Roche further strengthened its HER2 franchise in the first nine months of the year with the successful launch of Perjeta in the US and Switzerland as well as the filing of marketing applications for antibody-drug conjugate T-DM1 in both the US and Europe.

Roche is building on the long-term success of Herceptin as the standard of care for women with HER2-positive breast cancer with two innovative products: Perjeta and T-DM1. These two medicines have the potential to offer the thousands of women affected by this type of breast cancer each year an even more effective and better tolerated treatment.

An updated overall survival analysis of the EMILIA trial presented at this year’s European Society for Medical Oncology congress showed that T-DM1 significantly extended the lives of patients with HER2-positive metastatic breast cancer compared with patients who were given combined lapatinib and Xeloda.

Roche confirms its full-year outlook for 2012. Barring unforeseen events, Roche expects low to mid-single-digit sales growth at constant exchange rates for the Group and the Pharmaceuticals Division in 2012. Sales by the Diagnostics Division are expected to again outpace the market. Despite a challenging market environment, based on the expected sales growth and continued efficiency improvements, Roche is aiming for a high single-digit increase in Core Earnings per Share at constant exchange rates. Roche will continue its attractive dividend policy.

About Roche

Headquartered in Basel, Switzerland, Roche is a leader in research-focused healthcare with combined strengths in pharmaceuticals and diagnostics. Roche is the world’s largest biotech company with truly differentiated medicines in oncology, virology, inflammation, metabolism and CNS. Roche is also the world leader in in-vitro diagnostics, tissue-based cancer diagnostics and a pioneer in diabetes management.
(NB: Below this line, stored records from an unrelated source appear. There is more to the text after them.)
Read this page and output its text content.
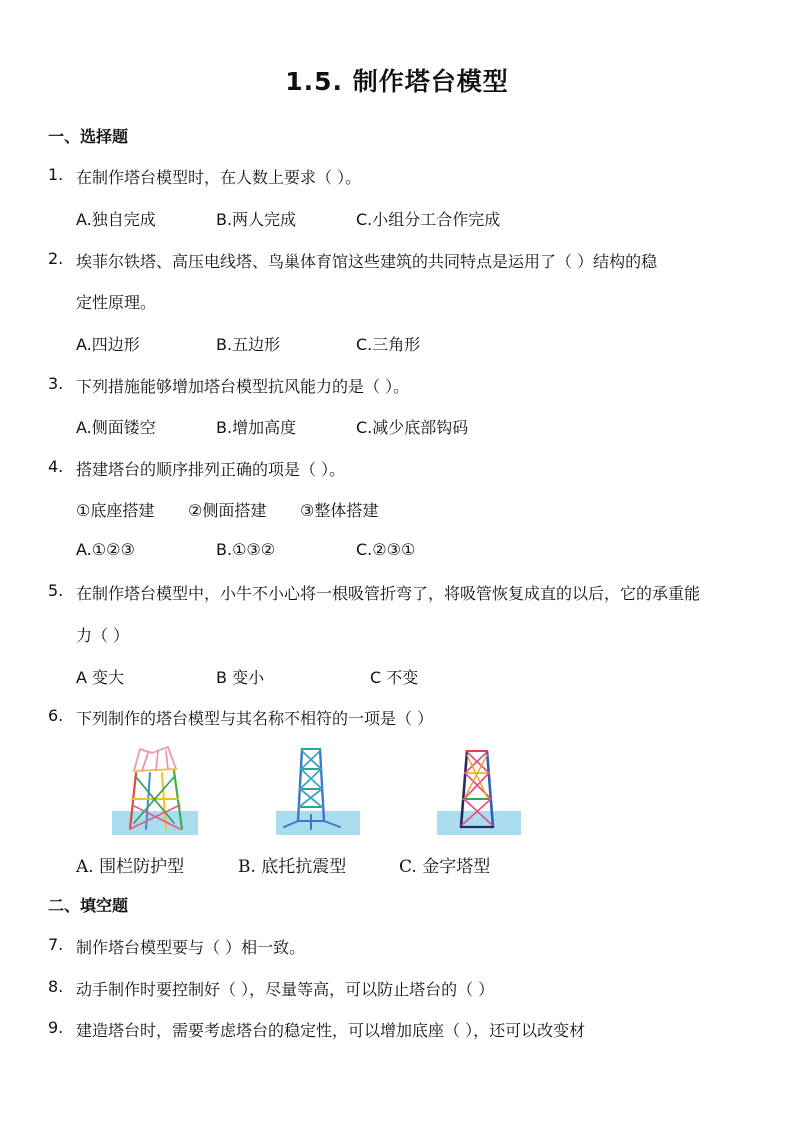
1.5. 制作塔台模型
一、选择题
1. 在制作塔台模型时，在人数上要求（ ）。
A.独自完成	B.两人完成	C.小组分工合作完成
2. 埃菲尔铁塔、高压电线塔、鸟巢体育馆这些建筑的共同特点是运用了（ ）结构的稳
定性原理。
A.四边形	B.五边形	C.三角形
3. 下列措施能够增加塔台模型抗风能力的是（ ）。
A.侧面镂空	B.增加高度	C.减少底部钩码
4. 搭建塔台的顺序排列正确的项是（ ）。
①底座搭建 ②侧面搭建 ③整体搭建
A.①②③	B.①③②	C.②③①
5. 在制作塔台模型中，小牛不小心将一根吸管折弯了，将吸管恢复成直的以后，它的承重能
力（ ）
A 变大	B 变小	C 不变
6. 下列制作的塔台模型与其名称不相符的一项是（ ）
A. 围栏防护型	B. 底托抗震型	C. 金字塔型
二、填空题
7. 制作塔台模型要与（ ）相一致。
8. 动手制作时要控制好（ ），尽量等高，可以防止塔台的（ ）
9. 建造塔台时，需要考虑塔台的稳定性，可以增加底座（ ），还可以改变材
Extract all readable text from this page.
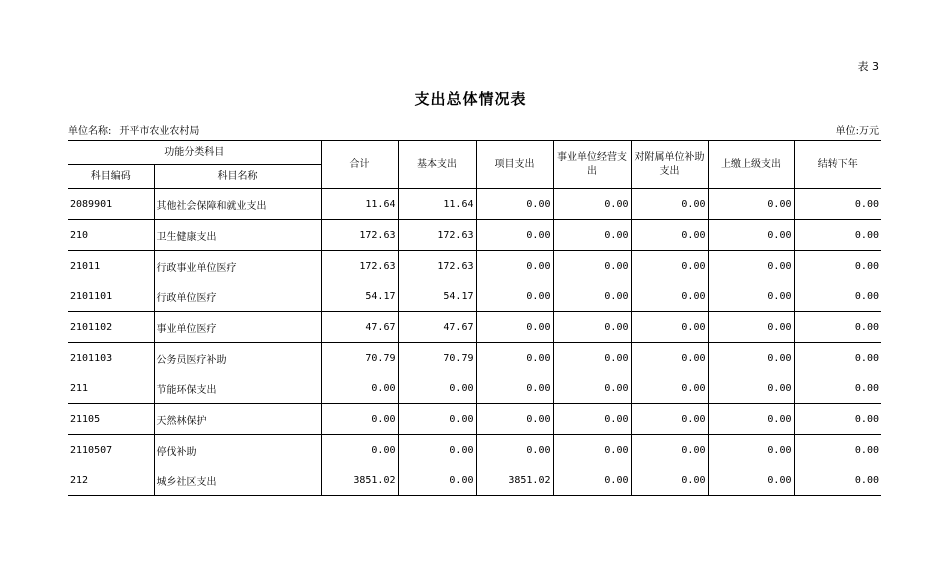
表 3
支出总体情况表
单位名称: 开平市农业农村局	单位:万元
功能分类科目		合计	基本支出	项目支出	事业单位经营支出	对附属单位补助支出	上缴上级支出	结转下年
科目编码	科目名称							
2089901	其他社会保障和就业支出	11.64	11.64	0.00	0.00	0.00	0.00	0.00
210	卫生健康支出	172.63	172.63	0.00	0.00	0.00	0.00	0.00
21011	行政事业单位医疗	172.63	172.63	0.00	0.00	0.00	0.00	0.00
2101101	行政单位医疗	54.17	54.17	0.00	0.00	0.00	0.00	0.00
2101102	事业单位医疗	47.67	47.67	0.00	0.00	0.00	0.00	0.00
2101103	公务员医疗补助	70.79	70.79	0.00	0.00	0.00	0.00	0.00
211	节能环保支出	0.00	0.00	0.00	0.00	0.00	0.00	0.00
21105	天然林保护	0.00	0.00	0.00	0.00	0.00	0.00	0.00
2110507	停伐补助	0.00	0.00	0.00	0.00	0.00	0.00	0.00
212	城乡社区支出	3851.02	0.00	3851.02	0.00	0.00	0.00	0.00
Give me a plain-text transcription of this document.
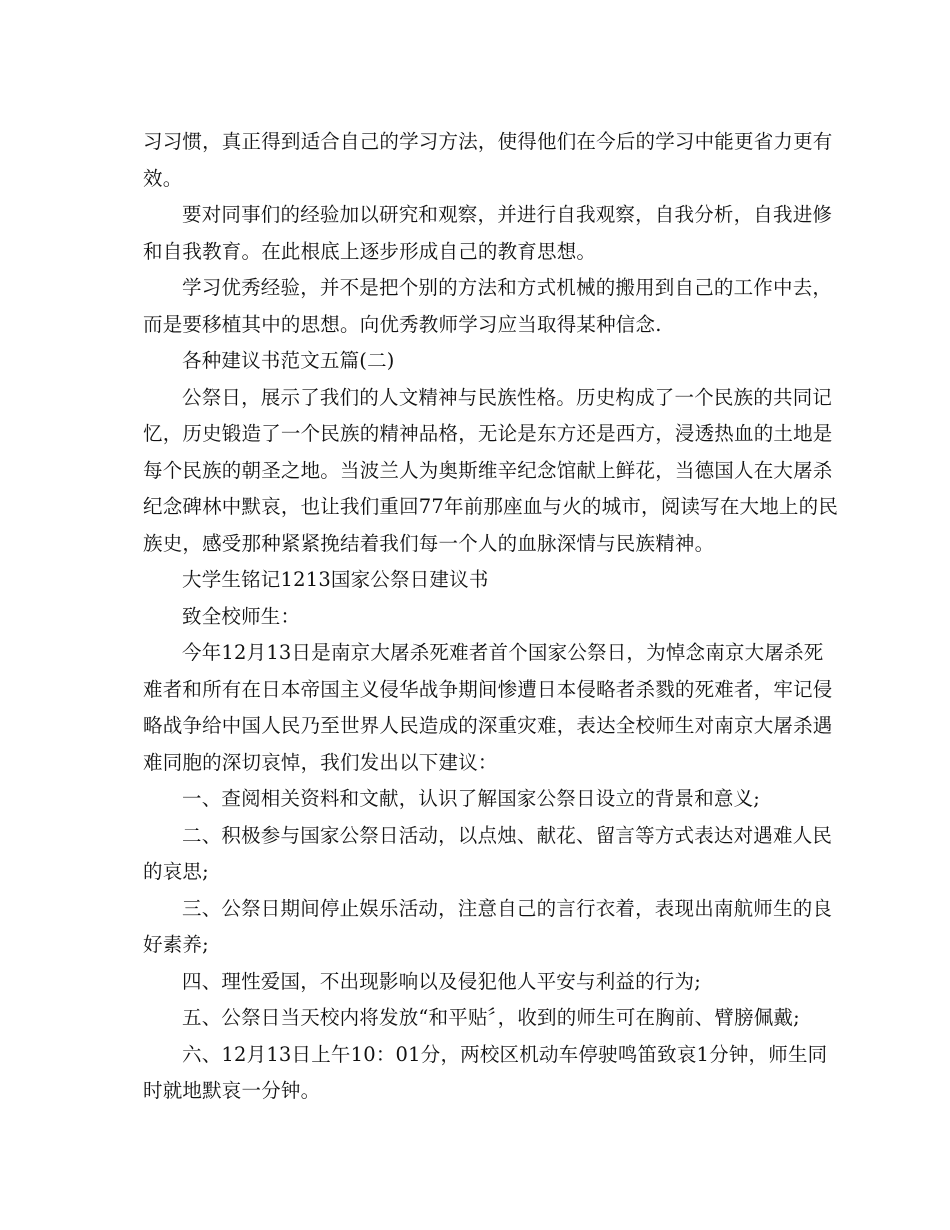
习习惯，真正得到适合自己的学习方法，使得他们在今后的学习中能更省力更有
效。

要对同事们的经验加以研究和观察，并进行自我观察，自我分析，自我进修
和自我教育。在此根底上逐步形成自己的教育思想。

学习优秀经验，并不是把个别的方法和方式机械的搬用到自己的工作中去，
而是要移植其中的思想。向优秀教师学习应当取得某种信念.

各种建议书范文五篇(二)

公祭日，展示了我们的人文精神与民族性格。历史构成了一个民族的共同记
忆，历史锻造了一个民族的精神品格，无论是东方还是西方，浸透热血的土地是
每个民族的朝圣之地。当波兰人为奥斯维辛纪念馆献上鲜花，当德国人在大屠杀
纪念碑林中默哀，也让我们重回77年前那座血与火的城市，阅读写在大地上的民
族史，感受那种紧紧挽结着我们每一个人的血脉深情与民族精神。

大学生铭记1213国家公祭日建议书

致全校师生：

今年12月13日是南京大屠杀死难者首个国家公祭日，为悼念南京大屠杀死
难者和所有在日本帝国主义侵华战争期间惨遭日本侵略者杀戮的死难者，牢记侵
略战争给中国人民乃至世界人民造成的深重灾难，表达全校师生对南京大屠杀遇
难同胞的深切哀悼，我们发出以下建议：

一、查阅相关资料和文献，认识了解国家公祭日设立的背景和意义;

二、积极参与国家公祭日活动，以点烛、献花、留言等方式表达对遇难人民
的哀思;

三、公祭日期间停止娱乐活动，注意自己的言行衣着，表现出南航师生的良
好素养;

四、理性爱国，不出现影响以及侵犯他人平安与利益的行为;

五、公祭日当天校内将发放“和平贴〞，收到的师生可在胸前、臂膀佩戴;

六、12月13日上午10：01分，两校区机动车停驶鸣笛致哀1分钟，师生同
时就地默哀一分钟。
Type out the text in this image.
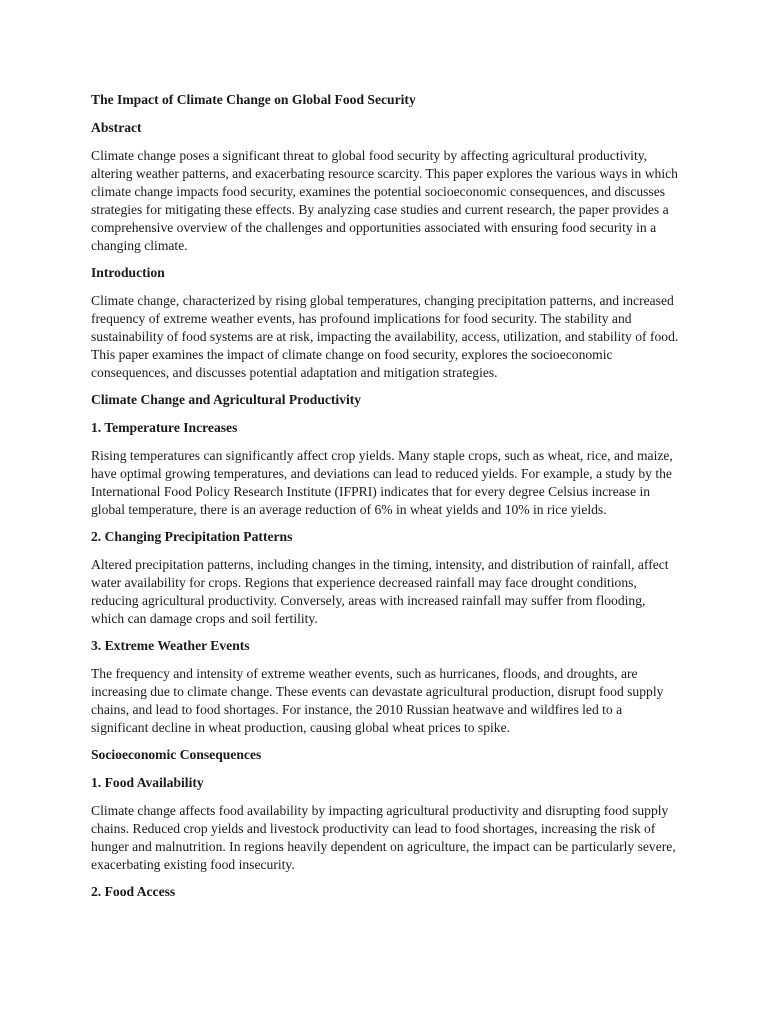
The Impact of Climate Change on Global Food Security

Abstract

Climate change poses a significant threat to global food security by affecting agricultural productivity, altering weather patterns, and exacerbating resource scarcity. This paper explores the various ways in which climate change impacts food security, examines the potential socioeconomic consequences, and discusses strategies for mitigating these effects. By analyzing case studies and current research, the paper provides a comprehensive overview of the challenges and opportunities associated with ensuring food security in a changing climate.

Introduction

Climate change, characterized by rising global temperatures, changing precipitation patterns, and increased frequency of extreme weather events, has profound implications for food security. The stability and sustainability of food systems are at risk, impacting the availability, access, utilization, and stability of food. This paper examines the impact of climate change on food security, explores the socioeconomic consequences, and discusses potential adaptation and mitigation strategies.

Climate Change and Agricultural Productivity

1. Temperature Increases

Rising temperatures can significantly affect crop yields. Many staple crops, such as wheat, rice, and maize, have optimal growing temperatures, and deviations can lead to reduced yields. For example, a study by the International Food Policy Research Institute (IFPRI) indicates that for every degree Celsius increase in global temperature, there is an average reduction of 6% in wheat yields and 10% in rice yields.

2. Changing Precipitation Patterns

Altered precipitation patterns, including changes in the timing, intensity, and distribution of rainfall, affect water availability for crops. Regions that experience decreased rainfall may face drought conditions, reducing agricultural productivity. Conversely, areas with increased rainfall may suffer from flooding, which can damage crops and soil fertility.

3. Extreme Weather Events

The frequency and intensity of extreme weather events, such as hurricanes, floods, and droughts, are increasing due to climate change. These events can devastate agricultural production, disrupt food supply chains, and lead to food shortages. For instance, the 2010 Russian heatwave and wildfires led to a significant decline in wheat production, causing global wheat prices to spike.

Socioeconomic Consequences

1. Food Availability

Climate change affects food availability by impacting agricultural productivity and disrupting food supply chains. Reduced crop yields and livestock productivity can lead to food shortages, increasing the risk of hunger and malnutrition. In regions heavily dependent on agriculture, the impact can be particularly severe, exacerbating existing food insecurity.

2. Food Access
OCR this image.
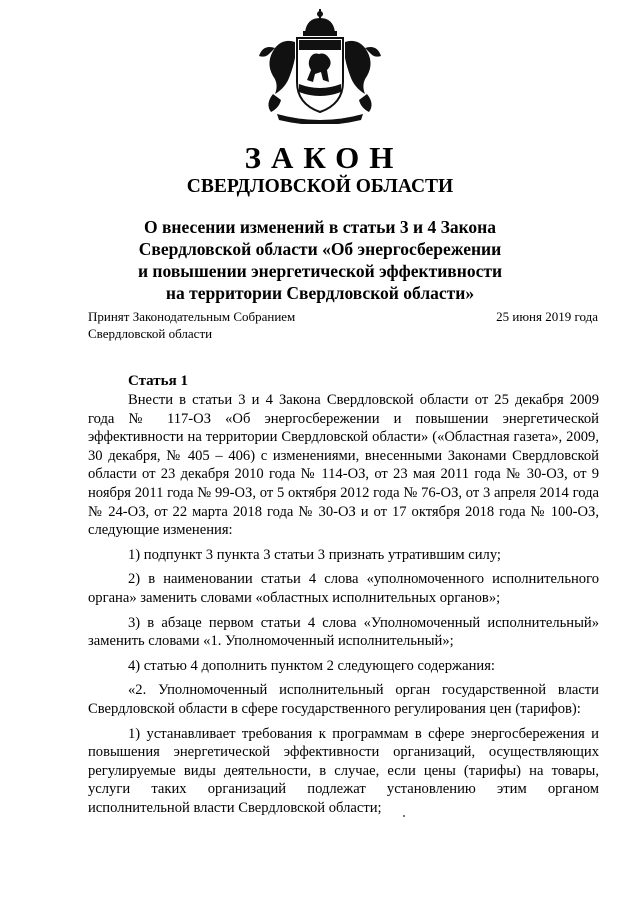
ЗАКОН
СВЕРДЛОВСКОЙ ОБЛАСТИ
О внесении изменений в статьи 3 и 4 Закона
Свердловской области «Об энергосбережении
и повышении энергетической эффективности
на территории Свердловской области»
Принят Законодательным Собранием
Свердловской области
25 июня 2019 года
Статья 1

Внести в статьи 3 и 4 Закона Свердловской области от 25 декабря 2009 года № 117-ОЗ «Об энергосбережении и повышении энергетической эффективности на территории Свердловской области» («Областная газета», 2009, 30 декабря, № 405 – 406) с изменениями, внесенными Законами Свердловской области от 23 декабря 2010 года № 114-ОЗ, от 23 мая 2011 года № 30-ОЗ, от 9 ноября 2011 года № 99-ОЗ, от 5 октября 2012 года № 76-ОЗ, от 3 апреля 2014 года № 24-ОЗ, от 22 марта 2018 года № 30-ОЗ и от 17 октября 2018 года № 100-ОЗ, следующие изменения:

1) подпункт 3 пункта 3 статьи 3 признать утратившим силу;

2) в наименовании статьи 4 слова «уполномоченного исполнительного органа» заменить словами «областных исполнительных органов»;

3) в абзаце первом статьи 4 слова «Уполномоченный исполнительный» заменить словами «1. Уполномоченный исполнительный»;

4) статью 4 дополнить пунктом 2 следующего содержания:

«2. Уполномоченный исполнительный орган государственной власти Свердловской области в сфере государственного регулирования цен (тарифов):

1) устанавливает требования к программам в сфере энергосбережения и повышения энергетической эффективности организаций, осуществляющих регулируемые виды деятельности, в случае, если цены (тарифы) на товары, услуги таких организаций подлежат установлению этим органом исполнительной власти Свердловской области;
Roche’s personalized healthcare strategy aims at providing medicines and diagnostic tools that enable tangible improvements in the health, quality of life and survival of patients. In 2011, Roche had over 80,000 employees worldwide and invested over 8 billion Swiss francs in R&D. The Group posted sales of 42.5 billion Swiss francs. Genentech, United States, is a wholly owned member of the Roche Group. Roche has a majority stake in Chugai Pharmaceutical, Japan.